Erstmals erschienen bei Tichys Einblick.

2 Kommentare
  1. Hubert Königstein
    Hubert Königstein sagte:

    Demokratie lebt davon, dass alle Wahlberechtigten mindestens einen groben Überblick haben (können), was „im Namen des Volkes“ von den Gewählten gesetzgeberisch veranstaltet wird. An ganz vorderster Stelle ist es gerade im Steuerrecht, wo es eigentlich am wichtigsten wäre, schon längst nicht mehr der Fall. Schon die Tatsache, dass man Steuerrecht studieren kann/muss, belegt, dass der normale Wahlberechtigte von so etwas, eigentlich Simplen, kein ausreichendes Wissen haben kann. Wer weiß zum Beispiel, dass die Kombination von Versicherungssteuer und Mehrwertsteuer bedeutet, dass nahe 40 % eines Sachversicherungsbeitrags beim Staat landen? Wer weiß, dass eine Immobilie herstellen oder kaufen beim 1., 2. oder 3. Verkauf in der Kombination MWSt und Grunderwerbsteuer auf die ursprünglich 19 % MWSt in den Herstellungskosten immer im Schnitt 6 % Grunderwerbsteuer draufkommen. Bei unterstellten linearen Verhältnissen grob betrachtet sind in Summe beim 1. Verkauf 25 % beim Staat, beim 2. Verkauf sind 31 % beim Staat, beim 3. Verkauf sind 37 % beim Staat. Aus welchem Grund sollten wir dem Staat gestatten, dass er sich, nachdem er sich schon bei der Einkommenserzielung mächtig bedient hat, danach noch einmal bei der Einkommensverwendung in dieser Weise räuberisch bedienen darf?

    Das Chaos ist so groß, dass der normale Wähler unter diesen Umständen noch nicht einmal die Verletzung seiner eigenen Interessen erkennen kann. Selbst wenn die Hälfte der Bevölkerung Mieter ist, reiben sie sich vielleicht die Hände, weil sie meinen, von dieser Besteuerung nicht betroffen zu sein. Diese Besteuerung steckt auch in seiner von Politikern geforderten„bezahlbaren Wohnungsmiete“.

    Nach der Interessenlage könnte allein das Bundesverfassungsgericht hier Grenzen ziehen. Seine Entscheidung vom 22.6.1995, der Versuch den Halbteilungsgrundsatz als Besteuerungsgrenze (die Entscheidung erging zur Einkommen- und Vermögensteuer, diese gedacht als Sollertragssteuer) zu etablieren, hat das Bundesverfassungsgericht selbst wieder abgeräumt. Als die Gewerbesteuer (selbstverständlich hätte auch die Umsatzsteuer dann noch in die Betrachtung einbezogen werden müssen) in die Betrachtung einbezogen werden sollte, wurde dann vom Bundesverfassungsgericht entschieden, dass der Verfassung eine Besteuerungsgrenze nicht zu entnehmen sei; dann folgt ein nichts und alles sagender Wortschwall. Wahrscheinlich hat man da erst erkannt, was finanziell für den Staat auf dem Spiel steht. Das Verfassungsgericht hat damit die Bevölkerung/Untertanen der finanziellen grenzenlosen Ausplünderung durch Politiker/Herrscher preisgegeben. Die Verletzung des Gleichheitssatzes war nicht Gegenstand der Betrachtung. Wenn man die persönlich treffende Steuerlast überhaupt ermitteln könnte, würde man feststellen, dass kaum zwei Bürger den gleichen Steuerbetrag an den Staat zahlen. Die Besteuerung folgt wie kaum ein anderes Gebiet dem Prinzip „Teile und herrsche“. Bei den Staatsausgaben geht es mit „Brot und Spiele“ weiter.

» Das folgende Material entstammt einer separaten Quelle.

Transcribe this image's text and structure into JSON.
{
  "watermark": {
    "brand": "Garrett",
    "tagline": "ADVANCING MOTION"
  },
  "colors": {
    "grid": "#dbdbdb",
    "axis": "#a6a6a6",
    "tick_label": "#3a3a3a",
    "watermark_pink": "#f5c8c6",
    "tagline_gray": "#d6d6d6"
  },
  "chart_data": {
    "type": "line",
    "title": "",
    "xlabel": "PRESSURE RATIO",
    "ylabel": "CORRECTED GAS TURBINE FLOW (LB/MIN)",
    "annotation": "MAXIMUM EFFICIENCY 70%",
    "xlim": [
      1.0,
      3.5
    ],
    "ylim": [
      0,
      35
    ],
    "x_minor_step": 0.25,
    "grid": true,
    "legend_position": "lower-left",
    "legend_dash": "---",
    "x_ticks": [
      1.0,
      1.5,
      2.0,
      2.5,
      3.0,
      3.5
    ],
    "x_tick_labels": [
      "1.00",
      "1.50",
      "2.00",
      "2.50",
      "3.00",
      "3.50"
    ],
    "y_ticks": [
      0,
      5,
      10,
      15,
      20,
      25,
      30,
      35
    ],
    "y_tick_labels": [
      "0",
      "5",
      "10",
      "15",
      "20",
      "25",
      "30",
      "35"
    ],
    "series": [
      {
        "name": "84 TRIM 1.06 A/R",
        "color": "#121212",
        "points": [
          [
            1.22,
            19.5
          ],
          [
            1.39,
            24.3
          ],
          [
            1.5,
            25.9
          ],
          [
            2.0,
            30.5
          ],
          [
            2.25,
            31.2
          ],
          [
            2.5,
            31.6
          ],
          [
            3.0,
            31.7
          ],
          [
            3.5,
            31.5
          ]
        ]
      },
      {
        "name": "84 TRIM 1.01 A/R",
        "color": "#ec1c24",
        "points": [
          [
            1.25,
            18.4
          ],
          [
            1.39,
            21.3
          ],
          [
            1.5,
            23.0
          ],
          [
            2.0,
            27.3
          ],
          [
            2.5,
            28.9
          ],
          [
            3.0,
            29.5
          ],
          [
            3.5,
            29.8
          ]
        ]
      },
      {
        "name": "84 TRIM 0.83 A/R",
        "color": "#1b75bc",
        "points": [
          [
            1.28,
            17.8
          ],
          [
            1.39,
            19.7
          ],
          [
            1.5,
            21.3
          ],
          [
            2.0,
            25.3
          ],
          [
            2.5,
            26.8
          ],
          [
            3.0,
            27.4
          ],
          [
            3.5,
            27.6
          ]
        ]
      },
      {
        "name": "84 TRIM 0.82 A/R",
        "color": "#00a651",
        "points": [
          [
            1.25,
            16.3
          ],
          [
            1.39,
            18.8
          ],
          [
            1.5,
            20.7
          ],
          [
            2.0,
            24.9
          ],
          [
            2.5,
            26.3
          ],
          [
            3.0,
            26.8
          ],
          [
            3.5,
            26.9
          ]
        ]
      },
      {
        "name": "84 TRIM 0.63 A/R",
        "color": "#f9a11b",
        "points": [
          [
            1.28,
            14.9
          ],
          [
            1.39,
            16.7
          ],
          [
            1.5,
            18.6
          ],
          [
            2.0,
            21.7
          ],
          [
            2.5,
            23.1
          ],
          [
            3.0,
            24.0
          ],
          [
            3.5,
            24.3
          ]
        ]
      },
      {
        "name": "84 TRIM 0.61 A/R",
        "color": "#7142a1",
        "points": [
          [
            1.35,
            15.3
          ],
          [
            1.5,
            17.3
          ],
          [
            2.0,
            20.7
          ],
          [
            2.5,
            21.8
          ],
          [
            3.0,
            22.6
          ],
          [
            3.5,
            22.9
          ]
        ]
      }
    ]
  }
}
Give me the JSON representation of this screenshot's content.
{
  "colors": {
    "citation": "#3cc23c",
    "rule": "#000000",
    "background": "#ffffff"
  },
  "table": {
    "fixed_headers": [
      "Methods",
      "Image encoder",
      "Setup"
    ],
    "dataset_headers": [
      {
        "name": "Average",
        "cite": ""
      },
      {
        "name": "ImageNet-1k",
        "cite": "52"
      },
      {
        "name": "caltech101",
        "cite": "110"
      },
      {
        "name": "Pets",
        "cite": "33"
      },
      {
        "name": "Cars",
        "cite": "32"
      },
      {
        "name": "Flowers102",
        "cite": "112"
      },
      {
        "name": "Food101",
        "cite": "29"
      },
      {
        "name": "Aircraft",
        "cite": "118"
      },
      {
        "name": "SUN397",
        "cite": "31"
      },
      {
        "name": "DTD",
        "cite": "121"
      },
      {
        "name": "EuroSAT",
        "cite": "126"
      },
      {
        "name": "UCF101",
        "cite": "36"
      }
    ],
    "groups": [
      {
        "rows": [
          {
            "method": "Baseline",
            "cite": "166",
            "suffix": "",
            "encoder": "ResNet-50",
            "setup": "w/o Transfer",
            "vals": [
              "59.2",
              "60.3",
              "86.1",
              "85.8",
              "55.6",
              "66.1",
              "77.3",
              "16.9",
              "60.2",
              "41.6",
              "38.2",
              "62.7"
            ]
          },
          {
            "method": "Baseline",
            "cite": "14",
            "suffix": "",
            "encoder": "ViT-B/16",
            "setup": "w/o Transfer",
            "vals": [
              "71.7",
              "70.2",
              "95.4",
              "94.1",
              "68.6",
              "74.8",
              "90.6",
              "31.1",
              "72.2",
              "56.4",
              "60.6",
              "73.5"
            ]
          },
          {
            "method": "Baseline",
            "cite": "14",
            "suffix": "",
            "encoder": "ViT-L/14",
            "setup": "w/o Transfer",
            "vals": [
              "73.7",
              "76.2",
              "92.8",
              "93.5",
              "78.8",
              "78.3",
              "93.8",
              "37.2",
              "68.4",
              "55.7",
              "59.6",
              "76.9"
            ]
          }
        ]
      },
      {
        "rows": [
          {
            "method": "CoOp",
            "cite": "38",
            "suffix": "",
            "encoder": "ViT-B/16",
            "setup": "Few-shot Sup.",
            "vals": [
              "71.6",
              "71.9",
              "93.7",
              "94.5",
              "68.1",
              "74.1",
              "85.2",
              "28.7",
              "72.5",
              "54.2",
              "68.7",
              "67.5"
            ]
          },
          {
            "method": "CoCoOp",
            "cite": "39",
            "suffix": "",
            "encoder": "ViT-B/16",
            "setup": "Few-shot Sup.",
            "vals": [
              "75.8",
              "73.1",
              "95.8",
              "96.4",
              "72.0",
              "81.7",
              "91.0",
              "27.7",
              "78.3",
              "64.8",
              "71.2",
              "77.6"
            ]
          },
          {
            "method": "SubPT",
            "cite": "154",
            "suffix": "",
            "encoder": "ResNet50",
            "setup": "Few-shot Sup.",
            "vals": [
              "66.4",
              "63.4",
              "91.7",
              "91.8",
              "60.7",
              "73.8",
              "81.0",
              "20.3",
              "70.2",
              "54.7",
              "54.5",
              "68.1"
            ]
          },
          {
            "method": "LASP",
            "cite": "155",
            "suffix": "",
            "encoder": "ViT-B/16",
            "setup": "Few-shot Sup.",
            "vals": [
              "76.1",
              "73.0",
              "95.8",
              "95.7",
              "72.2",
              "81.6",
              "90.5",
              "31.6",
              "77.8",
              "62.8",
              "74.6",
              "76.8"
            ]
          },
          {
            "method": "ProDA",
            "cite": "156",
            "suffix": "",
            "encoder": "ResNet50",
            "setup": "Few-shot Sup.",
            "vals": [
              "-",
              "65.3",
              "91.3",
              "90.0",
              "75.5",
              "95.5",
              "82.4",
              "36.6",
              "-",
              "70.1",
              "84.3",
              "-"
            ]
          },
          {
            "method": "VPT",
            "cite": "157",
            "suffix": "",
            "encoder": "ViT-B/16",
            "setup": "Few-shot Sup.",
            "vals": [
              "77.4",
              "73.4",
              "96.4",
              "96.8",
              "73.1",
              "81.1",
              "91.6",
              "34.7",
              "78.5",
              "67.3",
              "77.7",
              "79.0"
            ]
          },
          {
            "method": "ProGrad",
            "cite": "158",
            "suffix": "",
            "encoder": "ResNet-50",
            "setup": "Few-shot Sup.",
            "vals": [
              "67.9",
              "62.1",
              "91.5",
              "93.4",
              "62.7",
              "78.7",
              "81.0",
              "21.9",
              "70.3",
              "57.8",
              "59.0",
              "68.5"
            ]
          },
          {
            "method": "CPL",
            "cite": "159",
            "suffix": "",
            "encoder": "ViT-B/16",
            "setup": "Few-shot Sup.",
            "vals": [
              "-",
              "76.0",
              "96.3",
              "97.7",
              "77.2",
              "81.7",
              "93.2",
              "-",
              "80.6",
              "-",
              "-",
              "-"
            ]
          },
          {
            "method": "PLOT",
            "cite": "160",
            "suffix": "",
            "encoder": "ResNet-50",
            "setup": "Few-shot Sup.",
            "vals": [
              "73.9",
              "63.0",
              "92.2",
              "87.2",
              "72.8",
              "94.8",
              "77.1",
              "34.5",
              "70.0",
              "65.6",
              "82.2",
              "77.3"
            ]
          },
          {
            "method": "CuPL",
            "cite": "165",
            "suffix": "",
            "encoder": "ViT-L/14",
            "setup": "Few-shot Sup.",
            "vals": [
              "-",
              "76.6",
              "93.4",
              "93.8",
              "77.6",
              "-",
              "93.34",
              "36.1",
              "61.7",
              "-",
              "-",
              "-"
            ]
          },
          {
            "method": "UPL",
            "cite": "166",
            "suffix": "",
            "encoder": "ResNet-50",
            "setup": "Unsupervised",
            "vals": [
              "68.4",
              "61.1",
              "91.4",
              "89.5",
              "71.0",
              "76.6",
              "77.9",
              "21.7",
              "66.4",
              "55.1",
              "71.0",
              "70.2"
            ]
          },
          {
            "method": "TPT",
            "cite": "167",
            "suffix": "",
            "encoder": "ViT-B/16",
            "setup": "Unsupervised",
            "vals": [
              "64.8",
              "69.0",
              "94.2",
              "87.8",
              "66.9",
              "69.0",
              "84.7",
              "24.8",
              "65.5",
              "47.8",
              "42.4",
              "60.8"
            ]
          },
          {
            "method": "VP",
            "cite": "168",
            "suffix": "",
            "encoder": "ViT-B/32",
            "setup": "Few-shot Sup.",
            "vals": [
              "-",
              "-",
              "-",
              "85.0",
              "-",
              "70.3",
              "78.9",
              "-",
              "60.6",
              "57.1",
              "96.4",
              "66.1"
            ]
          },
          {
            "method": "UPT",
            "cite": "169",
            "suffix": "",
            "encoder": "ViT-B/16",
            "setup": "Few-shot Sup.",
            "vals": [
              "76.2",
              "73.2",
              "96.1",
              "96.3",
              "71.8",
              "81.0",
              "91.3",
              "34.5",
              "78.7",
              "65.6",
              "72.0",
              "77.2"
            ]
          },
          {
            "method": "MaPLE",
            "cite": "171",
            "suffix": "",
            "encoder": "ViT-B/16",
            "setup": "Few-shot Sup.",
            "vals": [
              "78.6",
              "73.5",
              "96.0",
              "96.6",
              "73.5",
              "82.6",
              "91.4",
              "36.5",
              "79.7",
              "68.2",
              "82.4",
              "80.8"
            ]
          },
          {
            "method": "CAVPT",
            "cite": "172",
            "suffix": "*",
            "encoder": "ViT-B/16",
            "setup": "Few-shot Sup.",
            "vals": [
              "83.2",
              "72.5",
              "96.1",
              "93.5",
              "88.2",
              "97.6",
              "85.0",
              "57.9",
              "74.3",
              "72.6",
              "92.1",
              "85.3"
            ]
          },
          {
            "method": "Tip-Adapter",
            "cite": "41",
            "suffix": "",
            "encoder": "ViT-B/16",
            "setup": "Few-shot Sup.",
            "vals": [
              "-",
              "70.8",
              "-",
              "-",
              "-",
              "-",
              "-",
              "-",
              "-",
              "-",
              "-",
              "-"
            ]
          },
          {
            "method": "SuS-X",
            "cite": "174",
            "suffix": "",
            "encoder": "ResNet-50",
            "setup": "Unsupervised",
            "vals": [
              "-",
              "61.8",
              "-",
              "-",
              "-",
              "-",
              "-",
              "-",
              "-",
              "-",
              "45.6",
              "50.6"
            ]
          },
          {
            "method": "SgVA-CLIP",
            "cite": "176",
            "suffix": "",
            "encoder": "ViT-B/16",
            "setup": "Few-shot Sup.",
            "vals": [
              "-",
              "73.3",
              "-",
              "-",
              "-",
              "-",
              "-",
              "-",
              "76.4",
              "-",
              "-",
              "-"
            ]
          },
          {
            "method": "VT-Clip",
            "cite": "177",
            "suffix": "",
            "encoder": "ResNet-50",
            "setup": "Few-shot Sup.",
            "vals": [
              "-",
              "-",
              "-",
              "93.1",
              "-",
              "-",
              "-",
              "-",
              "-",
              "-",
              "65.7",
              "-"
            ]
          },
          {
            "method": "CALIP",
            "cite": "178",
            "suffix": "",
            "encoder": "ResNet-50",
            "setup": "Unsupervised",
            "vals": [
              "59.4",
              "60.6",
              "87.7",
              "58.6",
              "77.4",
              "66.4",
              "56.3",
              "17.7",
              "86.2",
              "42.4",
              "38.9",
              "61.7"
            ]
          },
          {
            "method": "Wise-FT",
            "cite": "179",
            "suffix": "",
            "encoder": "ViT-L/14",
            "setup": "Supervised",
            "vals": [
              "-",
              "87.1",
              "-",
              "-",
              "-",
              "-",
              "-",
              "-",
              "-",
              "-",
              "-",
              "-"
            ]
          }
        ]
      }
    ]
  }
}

    Dass Staatsverschuldung, künftige Steuereinnahmen schon vor der Vereinnahmung ausgeben, ein Verstoß gegen das Demokratieprinzip „Macht auf Zeit“ ist, denn neu gewählten Abgeordneten werden die finanziellen Handlungsspielräume beschnitten, spielte beim Verfassungsgericht bisher keine Rolle. Lediglich das NRW-Verfassungsgericht hat Hannelore Kraft-Norbert-Walter-Borjans-Haushalte 2x wegen der Verschuldung für verfassungswidrig erklärt. Dem Staatssekretär unter Oskar Lafontaine, Heiner Flassbeck, er wurde von Hans Eichel nach seinem Amtsantritt als Nachfolger von Oskar Lafontaine entlassen, ein erklärter Gegner der „Schwäbischen Hausfrau“, dem keine Staatsschulden hoch genug sein können, …. weil, noch nie Staaten ihre Schulden zurückbezahlt haben. Mit anderen Worten: der staatliche Kreditbetrug nicht aus Unfähigkeit sondern vorsätzlich als Programm. Heute druckt man Geld, gut man bedruckt Kontoauszüge, da stellt sich das Problem der Rückzahlung nicht mehr.